As far as non-human life went, we saw a variety of sea birds out as far as 1,000 miles offshore. These included boobies, tropicbirds, petrels and frigates. But the bird that really took the prize for long-distance foraging was the small, unlikely papa-mosca, who never appeared to rest and could be spotted all by itself banking and swooping just atop the waves for thousands of miles across the sea. As we closed on land, dolphins glided in Anna’s wake, criss-crossing her bow endlessly and effortlessly. 

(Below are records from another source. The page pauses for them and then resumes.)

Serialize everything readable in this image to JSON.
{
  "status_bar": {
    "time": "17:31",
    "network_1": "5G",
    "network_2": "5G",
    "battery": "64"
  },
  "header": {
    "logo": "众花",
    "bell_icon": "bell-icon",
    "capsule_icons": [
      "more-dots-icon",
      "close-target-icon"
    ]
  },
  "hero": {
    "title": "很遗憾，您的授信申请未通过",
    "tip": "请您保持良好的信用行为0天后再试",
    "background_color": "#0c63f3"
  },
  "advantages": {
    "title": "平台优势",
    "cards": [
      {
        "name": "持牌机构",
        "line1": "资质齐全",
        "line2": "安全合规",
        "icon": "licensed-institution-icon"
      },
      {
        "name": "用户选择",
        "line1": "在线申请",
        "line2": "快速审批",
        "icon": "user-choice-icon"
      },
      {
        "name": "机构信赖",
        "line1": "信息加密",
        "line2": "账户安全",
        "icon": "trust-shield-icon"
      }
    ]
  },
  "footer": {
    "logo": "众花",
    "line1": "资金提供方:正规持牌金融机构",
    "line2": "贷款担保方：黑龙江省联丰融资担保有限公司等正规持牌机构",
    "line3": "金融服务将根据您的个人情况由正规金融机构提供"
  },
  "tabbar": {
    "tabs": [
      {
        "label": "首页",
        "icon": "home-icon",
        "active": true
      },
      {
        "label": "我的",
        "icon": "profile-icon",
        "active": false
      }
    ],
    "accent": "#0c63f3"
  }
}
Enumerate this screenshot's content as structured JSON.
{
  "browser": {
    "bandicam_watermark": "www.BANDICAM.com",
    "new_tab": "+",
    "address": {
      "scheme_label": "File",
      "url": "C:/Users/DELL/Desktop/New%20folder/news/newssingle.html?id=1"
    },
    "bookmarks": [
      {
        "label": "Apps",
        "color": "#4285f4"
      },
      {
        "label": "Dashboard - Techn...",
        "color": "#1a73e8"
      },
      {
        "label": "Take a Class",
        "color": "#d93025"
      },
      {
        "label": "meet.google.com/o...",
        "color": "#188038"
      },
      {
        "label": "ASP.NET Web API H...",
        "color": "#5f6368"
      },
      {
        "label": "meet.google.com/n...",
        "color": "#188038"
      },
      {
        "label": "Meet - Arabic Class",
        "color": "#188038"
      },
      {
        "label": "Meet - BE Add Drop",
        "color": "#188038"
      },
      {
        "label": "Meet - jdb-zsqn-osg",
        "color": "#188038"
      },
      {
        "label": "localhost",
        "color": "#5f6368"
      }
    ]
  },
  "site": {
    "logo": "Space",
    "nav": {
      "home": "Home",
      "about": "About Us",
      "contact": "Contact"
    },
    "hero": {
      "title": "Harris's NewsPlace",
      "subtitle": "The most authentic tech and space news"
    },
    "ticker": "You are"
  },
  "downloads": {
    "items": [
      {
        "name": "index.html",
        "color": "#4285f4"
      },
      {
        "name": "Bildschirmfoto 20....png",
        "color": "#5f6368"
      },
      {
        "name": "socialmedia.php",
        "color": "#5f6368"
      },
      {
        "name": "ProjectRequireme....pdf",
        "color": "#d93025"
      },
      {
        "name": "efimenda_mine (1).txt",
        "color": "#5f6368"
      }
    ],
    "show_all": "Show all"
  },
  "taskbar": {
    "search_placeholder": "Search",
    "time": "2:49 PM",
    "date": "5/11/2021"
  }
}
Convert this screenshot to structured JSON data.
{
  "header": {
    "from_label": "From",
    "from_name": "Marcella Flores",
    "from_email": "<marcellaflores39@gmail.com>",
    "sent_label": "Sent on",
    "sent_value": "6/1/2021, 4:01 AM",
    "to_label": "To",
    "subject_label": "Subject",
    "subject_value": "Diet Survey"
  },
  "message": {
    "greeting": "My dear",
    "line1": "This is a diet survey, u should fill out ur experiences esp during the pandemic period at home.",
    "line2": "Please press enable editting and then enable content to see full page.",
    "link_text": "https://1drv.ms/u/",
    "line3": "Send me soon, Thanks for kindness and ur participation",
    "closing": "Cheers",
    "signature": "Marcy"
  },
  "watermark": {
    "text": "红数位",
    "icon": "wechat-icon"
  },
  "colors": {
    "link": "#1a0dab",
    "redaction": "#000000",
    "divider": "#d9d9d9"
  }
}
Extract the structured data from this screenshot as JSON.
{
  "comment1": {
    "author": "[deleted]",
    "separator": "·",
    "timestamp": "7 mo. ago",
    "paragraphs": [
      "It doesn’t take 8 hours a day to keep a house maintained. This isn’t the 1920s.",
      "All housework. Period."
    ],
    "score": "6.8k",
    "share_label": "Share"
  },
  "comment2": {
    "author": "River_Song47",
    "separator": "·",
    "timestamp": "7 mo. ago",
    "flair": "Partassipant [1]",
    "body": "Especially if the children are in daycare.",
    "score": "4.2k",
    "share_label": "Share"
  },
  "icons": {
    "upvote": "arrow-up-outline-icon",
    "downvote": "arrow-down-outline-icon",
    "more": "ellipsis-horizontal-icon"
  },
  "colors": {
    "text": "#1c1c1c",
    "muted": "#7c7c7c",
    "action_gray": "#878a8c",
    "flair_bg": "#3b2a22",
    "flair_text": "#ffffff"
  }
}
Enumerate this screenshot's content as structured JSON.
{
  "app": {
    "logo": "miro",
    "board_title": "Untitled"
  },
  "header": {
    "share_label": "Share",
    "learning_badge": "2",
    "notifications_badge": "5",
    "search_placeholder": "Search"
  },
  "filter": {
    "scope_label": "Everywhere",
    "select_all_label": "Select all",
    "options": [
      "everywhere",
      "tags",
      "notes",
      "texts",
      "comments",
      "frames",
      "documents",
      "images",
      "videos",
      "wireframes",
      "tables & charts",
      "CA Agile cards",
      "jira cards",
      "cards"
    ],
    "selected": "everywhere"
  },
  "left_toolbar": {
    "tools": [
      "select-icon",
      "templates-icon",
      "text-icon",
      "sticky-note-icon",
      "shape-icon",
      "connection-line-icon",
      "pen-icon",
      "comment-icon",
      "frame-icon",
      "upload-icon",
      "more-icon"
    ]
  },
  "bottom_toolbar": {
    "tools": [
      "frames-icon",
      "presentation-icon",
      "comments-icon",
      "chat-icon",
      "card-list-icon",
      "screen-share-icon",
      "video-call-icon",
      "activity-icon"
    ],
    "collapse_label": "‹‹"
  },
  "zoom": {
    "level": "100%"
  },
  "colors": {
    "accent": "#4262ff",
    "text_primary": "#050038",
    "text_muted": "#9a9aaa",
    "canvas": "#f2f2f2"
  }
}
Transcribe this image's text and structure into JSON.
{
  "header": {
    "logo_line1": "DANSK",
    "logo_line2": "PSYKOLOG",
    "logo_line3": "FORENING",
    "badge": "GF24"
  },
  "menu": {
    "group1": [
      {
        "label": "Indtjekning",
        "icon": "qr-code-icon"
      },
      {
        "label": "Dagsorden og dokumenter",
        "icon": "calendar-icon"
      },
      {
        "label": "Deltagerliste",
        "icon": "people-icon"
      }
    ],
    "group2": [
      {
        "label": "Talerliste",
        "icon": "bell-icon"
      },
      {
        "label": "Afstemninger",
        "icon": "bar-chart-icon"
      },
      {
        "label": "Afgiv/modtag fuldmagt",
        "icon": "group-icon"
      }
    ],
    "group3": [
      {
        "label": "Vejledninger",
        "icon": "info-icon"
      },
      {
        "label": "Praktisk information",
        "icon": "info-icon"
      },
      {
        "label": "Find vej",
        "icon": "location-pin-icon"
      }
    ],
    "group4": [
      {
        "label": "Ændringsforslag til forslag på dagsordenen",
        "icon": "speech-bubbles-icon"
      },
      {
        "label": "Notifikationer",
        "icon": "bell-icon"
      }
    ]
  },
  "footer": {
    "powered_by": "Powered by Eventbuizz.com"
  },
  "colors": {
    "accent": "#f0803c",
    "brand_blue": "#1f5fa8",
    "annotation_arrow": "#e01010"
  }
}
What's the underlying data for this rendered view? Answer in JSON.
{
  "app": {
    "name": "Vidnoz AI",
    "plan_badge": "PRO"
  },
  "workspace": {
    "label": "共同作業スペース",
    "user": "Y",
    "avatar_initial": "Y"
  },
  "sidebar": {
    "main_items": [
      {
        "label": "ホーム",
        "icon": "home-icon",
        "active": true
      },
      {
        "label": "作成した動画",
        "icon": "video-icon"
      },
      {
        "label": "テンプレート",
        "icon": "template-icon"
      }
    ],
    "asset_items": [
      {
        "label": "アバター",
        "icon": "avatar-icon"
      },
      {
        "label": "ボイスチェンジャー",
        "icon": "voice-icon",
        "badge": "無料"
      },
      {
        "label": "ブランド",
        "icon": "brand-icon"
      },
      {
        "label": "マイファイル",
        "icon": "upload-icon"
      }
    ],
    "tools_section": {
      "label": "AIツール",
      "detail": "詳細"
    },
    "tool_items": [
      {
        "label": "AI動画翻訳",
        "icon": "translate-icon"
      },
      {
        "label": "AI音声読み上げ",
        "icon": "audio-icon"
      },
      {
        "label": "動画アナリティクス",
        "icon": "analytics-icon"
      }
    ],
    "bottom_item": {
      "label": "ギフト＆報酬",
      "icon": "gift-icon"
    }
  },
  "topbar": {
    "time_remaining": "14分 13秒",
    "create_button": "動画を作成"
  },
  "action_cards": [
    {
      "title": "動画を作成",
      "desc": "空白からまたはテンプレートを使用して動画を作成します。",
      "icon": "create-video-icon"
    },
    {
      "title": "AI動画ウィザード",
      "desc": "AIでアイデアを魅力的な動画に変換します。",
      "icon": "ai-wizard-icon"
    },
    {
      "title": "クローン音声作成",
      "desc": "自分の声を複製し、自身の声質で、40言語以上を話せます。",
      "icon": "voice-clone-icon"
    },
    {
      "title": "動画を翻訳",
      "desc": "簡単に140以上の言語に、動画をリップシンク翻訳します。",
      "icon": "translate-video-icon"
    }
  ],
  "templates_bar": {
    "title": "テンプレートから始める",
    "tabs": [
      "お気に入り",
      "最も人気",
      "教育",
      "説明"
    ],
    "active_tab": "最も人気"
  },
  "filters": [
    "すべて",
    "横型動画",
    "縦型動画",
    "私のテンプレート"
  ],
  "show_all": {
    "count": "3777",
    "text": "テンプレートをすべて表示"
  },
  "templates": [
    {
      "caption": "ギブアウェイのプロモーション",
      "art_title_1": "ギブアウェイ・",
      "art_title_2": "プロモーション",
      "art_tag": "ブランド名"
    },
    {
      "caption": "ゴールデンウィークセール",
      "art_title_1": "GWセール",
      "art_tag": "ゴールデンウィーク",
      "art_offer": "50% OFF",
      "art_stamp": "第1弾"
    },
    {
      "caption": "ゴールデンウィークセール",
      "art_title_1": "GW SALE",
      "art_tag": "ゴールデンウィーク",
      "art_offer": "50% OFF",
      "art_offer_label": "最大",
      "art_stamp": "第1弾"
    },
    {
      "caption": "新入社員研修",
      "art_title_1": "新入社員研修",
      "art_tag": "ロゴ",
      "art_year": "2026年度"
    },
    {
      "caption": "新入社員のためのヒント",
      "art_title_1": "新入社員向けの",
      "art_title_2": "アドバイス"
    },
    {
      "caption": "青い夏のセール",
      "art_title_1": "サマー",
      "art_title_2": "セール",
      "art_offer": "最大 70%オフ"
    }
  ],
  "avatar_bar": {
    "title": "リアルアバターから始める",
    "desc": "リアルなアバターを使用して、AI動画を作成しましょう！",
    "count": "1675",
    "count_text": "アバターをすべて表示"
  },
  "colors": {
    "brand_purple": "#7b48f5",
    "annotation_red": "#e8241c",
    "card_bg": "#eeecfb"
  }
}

Once again the tropic birds began to appear and then the others, in increasingly greater numbers as we got closer to the archipelago. They were curious to see us bobbing along and began to circle Anna before getting back to the serious business of fishing. Flying fish were in a class of their own. They didn’t start to appear until all the birds, with the exception of the papa-mosca, disappeared. The flying fish would suddenly emerge from the ocean and fly just over the spray of the waves. They could travel for 300 feet or more and even change direction mid-flight, darting randomly every which way. They resembled the patterns in particle accelerator imagery. They flew in massive silver glittering schools, day and night, and occasionally ended up taking a wrong turn and colliding with Anna, who took great pride in capturing them.

Hiva Oa appeared as a dark black blob on the radar — not unlike the target that appears when a heavy squall arrives — and then on the horizon at twilight on day 40. And as the morning continued to brighten, the landscape revealed its true nature. The Marquesas archipelago is spectacularly verdant. Hiva Oa, where we happened to land, is mountainous and sometimes shrouded in a low-lying, self-generated cloud bank. This may offer up rain showers that cool the land and turn it unfathomably green, lush and, occasionally, exotically steamy. 

One of the  peaks surrounding the anchorage at Hiva Oa.

Life isn’t hard to take in Polynesia. Maybe drifting radically off course while en route to chilly Chile and washing up on a small Polynesian island to complete more boat repairs in yet another exotic location wasn’t so bad after all! Southern Chile just moved to the back burner. We intend to sail through the Marquesas to explore the archipelago in more depth as soon as we finish repairing our self-steering device.

We will then continue on, past the Tuamotus’ coral atolls, to Tahiti and the Society Islands, 1,000 miles south and west of the Marquesas.

The Marquesas are on the eastern limits of the cyclone zone, which extends from Australia in the west, to halfway across the expanse of the southern Pacific Ocean. It’s rare to see a cyclone hit here, in the Marquesas — famous last words in the illogical world of ocean weather.

Rich and Cat Ian-Frese have been voyaging on Anna since 2000.